Mezclando esos elementos y algunos más, Jon Bilbao provoca esa sensación absoluta de desasosiego, de inquietud. En sus relatos, el mundo es siempre mayor de lo que se está contando, siempre queda más espacio por explorar. Lo que sucede no es sino una pequeña fracción de todo sobre lo que se podría escribir. En ocasiones, hay elementos fantásticos –»Bajo el influjo del cometa», con sus grandes zonas apagadas-, en otras, lo fantástico se da a entender sin hacerse nunca explícito –»Soy dueño de este perro». Pero en la mayoría de los casos, las situaciones son raras y fuera de lo común, pero no sobrenaturales. Poco importa su preciso carácter. Estos relatos plantean una visión diferente, otra forma de mirar el mundo.
Bajo el influjo del cometa (Editorial Salto de Páginas. ISBN: 978-84-937181-5-2. 256 pp. 19,50 €) está compuesto por ocho cuentos de los más variados. Las situaciones son muy diferentes y están epletos de fascinantes detalles sobre los personajes. Es más, los personajes son perfectamente normales. Si hay alguna anormalidad, surge precisamente de esa normalidad fundamental. Reaccionan de forma humana, no como cabría esperar de personajes literarios; reaccionan con lo que interpretamos como cierta arbitrariedad, pero también guiándose por sus convicciones más profundas. De hecho, las tramas del libro surgen precisamente de las respuestas que personas normales dan a problemas que quizá no lo sean del todo.
Un buen ejemplo es «Un padre, un hijo», la historia de dos hombres marcados por el recuerdo de una madre, que se embarcan en una especie de viaje espiritual –que no lo es- y que acaban revelándonos detalles de sus personalidades. La conclusión final deviene puramente de lo que ellos hacen y sienten, pero también en cierta forma quedó fijada muy en el pasado. Algo parecido sucede en «Bajo el influjo del cometa», donde una zona sumida en una noche perpetua es el lugar ideal para que lo cotidiano dé paso a una forma curiosa de justicia, o quizá a una rotura menor del orden social. O incluso «Una victoria parcial», donde la aparición de una ballena varada es la excusa para una forma llamativa de terapia familiar.
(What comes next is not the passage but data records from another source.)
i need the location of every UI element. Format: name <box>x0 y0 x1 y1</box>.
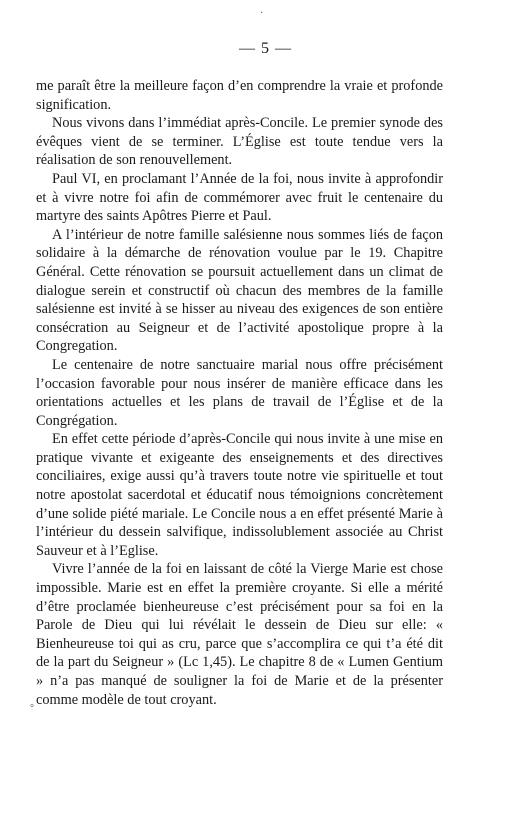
paragraph-marian-piety: En effet cette période d’après-Concile qui nous invite à une mise en pratique vivante et exigeante des enseignements et des directives conciliaires, exige aussi qu’à travers toute notre vie spirituelle et tout notre apostolat sacerdotal et éducatif nous témoignions concrètement d’une solide piété mariale. Le Concile nous a en effet présenté Marie à l’intérieur du dessein salvifique, indissolublement associée au Christ Sauveur et à l’Eglise. <box>36 431 443 559</box>
paragraph-continuation: me paraît être la meilleure façon d’en comprendre la vraie et profonde signification. <box>36 78 443 113</box>
paragraph-post-council: Nous vivons dans l’immédiat après-Concile. Le premier synode des évêques vient de se terminer. L’Église est toute tendue vers la réalisation de son renouvellement. <box>36 115 443 169</box>
top-dot-mark: · <box>260 8 264 19</box>
paragraph-marian-sanctuary: Le centenaire de notre sanctuaire marial nous offre précisément l’occasion favorable pour nous insérer de manière efficace dans les orientations actuelles et les plans de travail de l’Église et de la Congrégation. <box>36 356 443 429</box>
page-number: — 5 — <box>239 40 292 57</box>
paragraph-year-of-faith: Paul VI, en proclamant l’Année de la foi, nous invite à approfondir et à vivre notre foi afin de commémorer avec fruit le centenaire du martyre des saints Apôtres Pierre et Paul. <box>36 170 443 225</box>
body-text <box>36 77 443 709</box>
bottom-dot-mark: ° <box>30 703 34 714</box>
paragraph-salesian-family: A l’intérieur de notre famille salésienne nous sommes liés de façon solidaire à la démarche de rénovation voulue par le 19. Chapitre Général. Cette rénovation se poursuit actuellement dans un climat de dialogue serein et constructif où chacun des membres de la famille salésienne est invité à se hisser au niveau des exigences de son entière consécration au Seigneur et de l’activité apostolique propre à la Congregation. <box>36 226 443 355</box>
paragraph-virgin-mary-faith: Vivre l’année de la foi en laissant de côté la Vierge Marie est chose impossible. Marie est en effet la première croyante. Si elle a mérité d’être proclamée bienheureuse c’est précisément pour sa foi en la Parole de Dieu qui lui révélait le dessein de Dieu sur elle: « Bienheureuse toi qui as cru, parce que s’accomplira ce qui t’a été dit de la part du Seigneur » (Lc 1,45). Le chapitre 8 de « Lumen Gentium » n’a pas manqué de souligner la foi de Marie et de la présenter comme modèle de tout croyant. <box>36 561 443 708</box>
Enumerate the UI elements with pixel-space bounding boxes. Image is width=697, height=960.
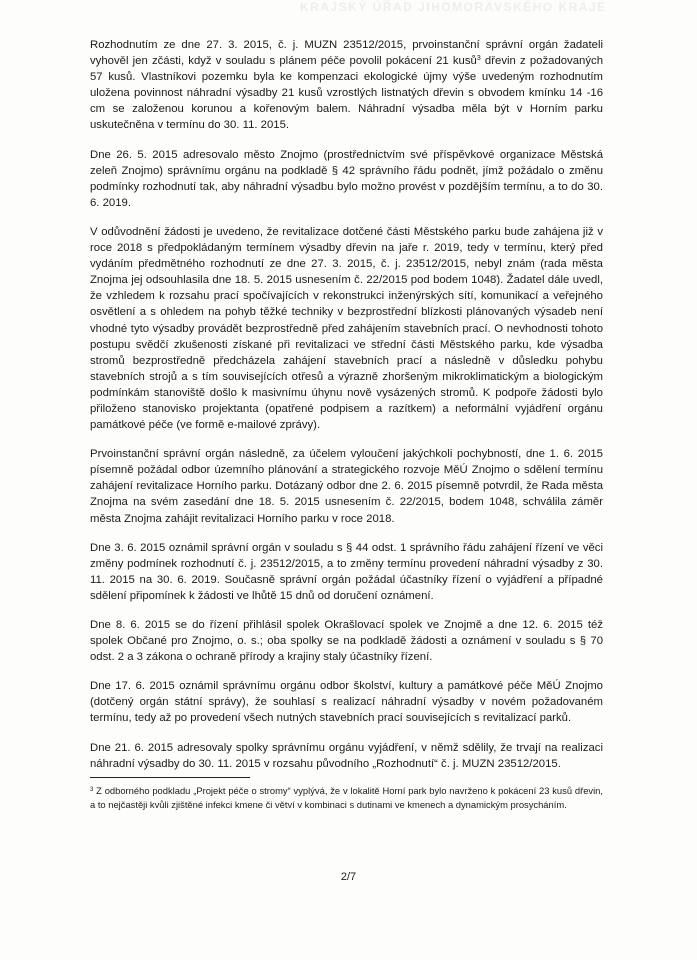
paragraph-1-start: Rozhodnutím ze dne 27. 3. 2015, č. j. MUZN 23512/2015, prvoinstanční správní orgán žadateli vyhověl jen zčásti, když v souladu s plánem péče povolil pokácení 21 kusů [90,39,603,68]
paragraph-1 [90,37,603,134]
paragraph-6: Dne 8. 6. 2015 se do řízení přihlásil spolek Okrašlovací spolek ve Znojmě a dne 12. 6. 2015 též spolek Občané pro Znojmo, o. s.; oba spolky se na podkladě žádosti a oznámení v souladu s § 70 odst. 2 a 3 zákona o ochraně přírody a krajiny staly účastníky řízení. [90,619,603,664]
footnote-divider [90,777,250,778]
paragraph-8: Dne 21. 6. 2015 adresovaly spolky správnímu orgánu vyjádření, v němž sdělily, že trvají na realizaci náhradní výsadby do 30. 11. 2015 v rozsahu původního „Rozhodnutí“ č. j. MUZN 23512/2015. [90,741,603,770]
footnote-text: Z odborného podkladu „Projekt péče o stromy“ vyplývá, že v lokalitě Horní park bylo navrženo k pokácení 23 kusů dřevin, a to nejčastěji kvůli zjištěné infekci kmene či větví v kombinaci s dutinami ve kmenech a dynamickým prosycháním. [90,785,603,811]
paragraph-4: Prvoinstanční správní orgán následně, za účelem vyloučení jakýchkoli pochybností, dne 1. 6. 2015 písemně požádal odbor územního plánování a strategického rozvoje MěÚ Znojmo o sdělení termínu zahájení revitalizace Horního parku. Dotázaný odbor dne 2. 6. 2015 písemně potvrdil, že Rada města Znojma na svém zasedání dne 18. 5. 2015 usnesením č. 22/2015, bodem 1048, schválila záměr města Znojma zahájit revitalizaci Horního parku v roce 2018. [90,448,603,525]
footnote-number: 3 [90,787,94,793]
paragraph-3: V odůvodnění žádosti je uvedeno, že revitalizace dotčené části Městského parku bude zahájena již v roce 2018 s předpokládaným termínem výsadby dřevin na jaře r. 2019, tedy v termínu, který před vydáním předmětného rozhodnutí ze dne 27. 3. 2015, č. j. 23512/2015, nebyl znám (rada města Znojma jej odsouhlasila dne 18. 5. 2015 usnesením č. 22/2015 pod bodem 1048). Žadatel dále uvedl, že vzhledem k rozsahu prací spočívajících v rekonstrukci inženýrských sítí, komunikací a veřejného osvětlení a s ohledem na pohyb těžké techniky v bezprostřední blízkosti plánovaných výsadeb není vhodné tyto výsadby provádět bezprostředně před zahájením stavebních prací. O nevhodnosti tohoto postupu svědčí zkušenosti získané při revitalizaci ve střední části Městského parku, kde výsadba stromů bezprostředně předcházela zahájení stavebních prací a následně v důsledku pohybu stavebních strojů a s tím souvisejících otřesů a výrazně zhoršeným mikroklimatickým a biologickým podmínkám stanoviště došlo k masivnímu úhynu nově vysázených stromů. K podpoře žádosti bylo přiloženo stanovisko projektanta (opatřené podpisem a razítkem) a neformální vyjádření orgánu památkové péče (ve formě e-mailové zprávy). [90,225,603,432]
paragraph-5: Dne 3. 6. 2015 oznámil správní orgán v souladu s § 44 odst. 1 správního řádu zahájení řízení ve věci změny podmínek rozhodnutí č. j. 23512/2015, a to změny termínu provedení náhradní výsadby z 30. 11. 2015 na 30. 6. 2019. Současně správní orgán požádal účastníky řízení o vyjádření a případné sdělení připomínek k žádosti ve lhůtě 15 dnů od doručení oznámení. [90,541,603,602]
footnote-reference[interactable]: 3 [476,55,481,63]
paragraph-7: Dne 17. 6. 2015 oznámil správnímu orgánu odbor školství, kultury a památkové péče MěÚ Znojmo (dotčený orgán státní správy), že souhlasí s realizací náhradní výsadby v novém požadovaném termínu, tedy až po provedení všech nutných stavebních prací souvisejících s revitalizací parků. [90,680,603,725]
footnote [90,784,603,812]
paragraph-2: Dne 26. 5. 2015 adresovalo město Znojmo (prostřednictvím své příspěvkové organizace Městská zeleň Znojmo) správnímu orgánu na podkladě § 42 správního řádu podnět, jímž požádalo o změnu podmínky rozhodnutí tak, aby náhradní výsadbu bylo možno provést v pozdějším termínu, a to do 30. 6. 2019. [90,148,603,209]
header-watermark: KRAJSKÝ ÚŘAD JIHOMORAVSKÉHO KRAJE [300,0,607,14]
page-number: 2/7 [340,871,357,883]
body-text [90,37,603,785]
paragraph-1-rest: dřevin z požadovaných 57 kusů. Vlastníkovi pozemku byla ke kompenzaci ekologické újmy výše uvedeným rozhodnutím uložena povinnost náhradní výsadby 21 kusů vzrostlých listnatých dřevin s obvodem kmínku 14 -16 cm se založenou korunou a kořenovým balem. Náhradní výsadba měla být v Horním parku uskutečněna v termínu do 30. 11. 2015. [90,55,604,132]
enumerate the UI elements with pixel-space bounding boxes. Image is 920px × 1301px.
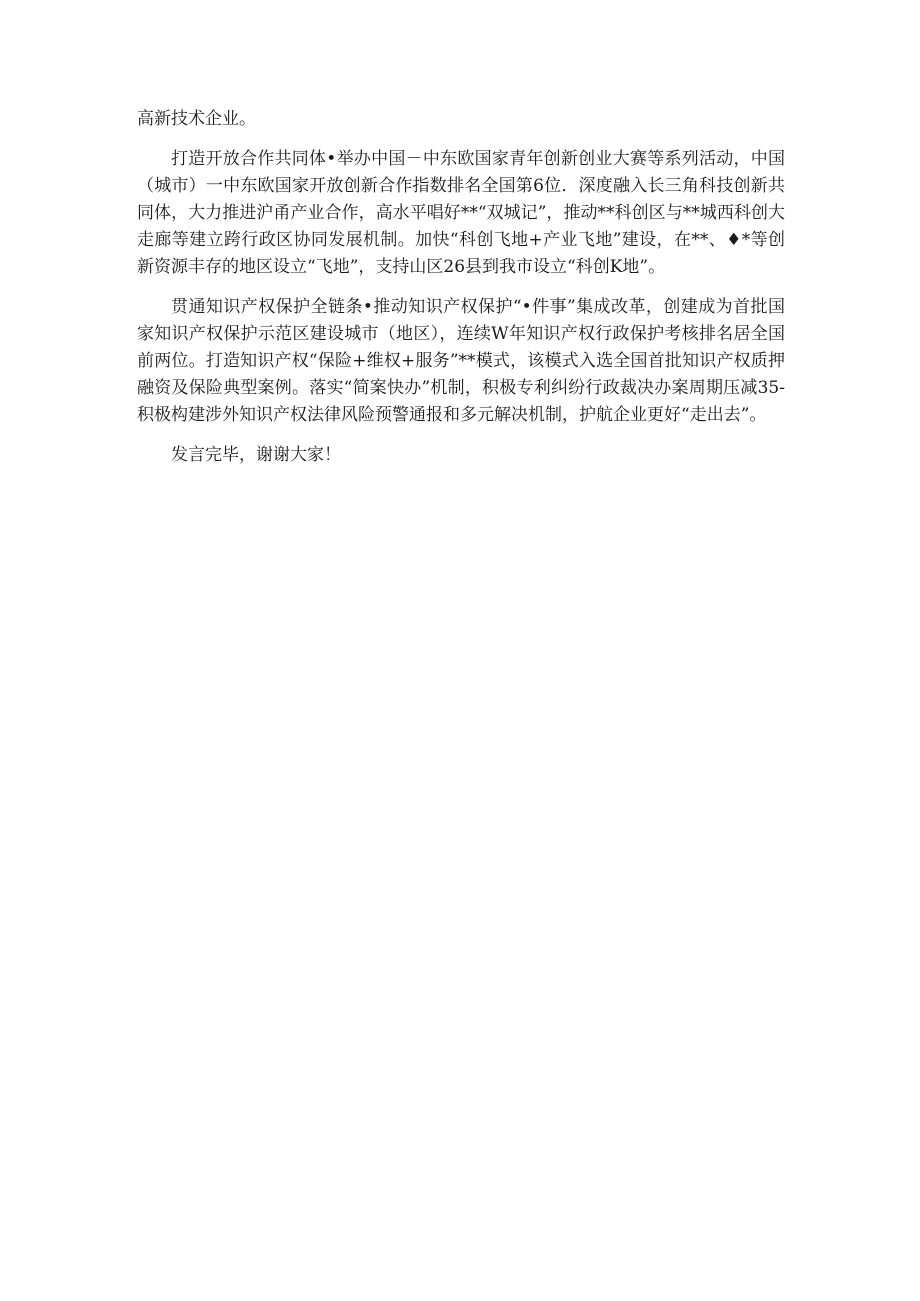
paragraph-closing: 发言完毕，谢谢大家！ [171, 445, 341, 465]
paragraph-ip-protection: 贯通知识产权保护全链条•推动知识产权保护“•件事”集成改革，创建成为首批国家知识产权保护示范区建设城市（地区），连续W年知识产权行政保护考核排名居全国前两位。打造知识产权“保险+维权+服务”**模式，该模式入选全国首批知识产权质押融资及保险典型案例。落实“简案快办”机制，积极专利纠纷行政裁决办案周期压减35-积极构建涉外知识产权法律风险预警通报和多元解决机制，护航企业更好“走出去”。 [137, 297, 785, 425]
document-body [137, 106, 785, 482]
paragraph-open-cooperation: 打造开放合作共同体•举办中国－中东欧国家青年创新创业大赛等系列活动，中国（城市）一中东欧国家开放创新合作指数排名全国第6位．深度融入长三角科技创新共同体，大力推进沪甬产业合作，高水平唱好**“双城记”，推动**科创区与**城西科创大走廊等建立跨行政区协同发展机制。加快“科创飞地+产业飞地”建设，在**、♦*等创新资源丰存的地区设立“飞地”，支持山区26县到我市设立“科创K地”。 [137, 149, 785, 277]
paragraph-continuation: 高新技术企业。 [137, 109, 256, 129]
O si no, mi preferido de toda la colección: «Los espías». Como casi todos los cuentos de esta recopilación, empieza de una forma y termina de otra. De hecho, es tan potente el tirón del lugar común, que no te esperas el cambio. Se inicia con una familia que llega a un pueblo y de una pareja que los espía desde la casa de enfrente. La relación «espía-espiado» va mutando lentamente hasta lograr todo un comentario sobre nuestras necesidades sociales.
En cierta forma, ése es el secreto de Jon Bilbao, lo que hacía funcionar El hermano de las moscas. No se trata de un hecho más o menos fantástico, eso no importa demasiado y apenas merece explicación. La utilidad de la situación anómala es precisamente obligar a los personajes a confesarse, a contarnos sus pequeñas miserias. Miserias que finalmente se revelan como perfectamente triviales, porque son las de todos nosotros. Lograr hacerlo como lo hace Jon Bilbao es todo un triunfo.
Pues ciertamente dan ganas de leerlo. Al autor no lo conocía salvo cuando vi tu entrada anunciando precisamente este libro y escribí un comentario diciendo que el título -por cierto muy bueno- también era el de un libro de H. G. Wells. Las grandes mentes piensan igual. Ya digo, me han entrado bastantes ganas de leerlo.
Saludos.
Enhorabuena por ser finalista en los premios setenil. Leeré tu libro porque me has picado la curiosidad. Te deseo la mayor suerte. Un saludo.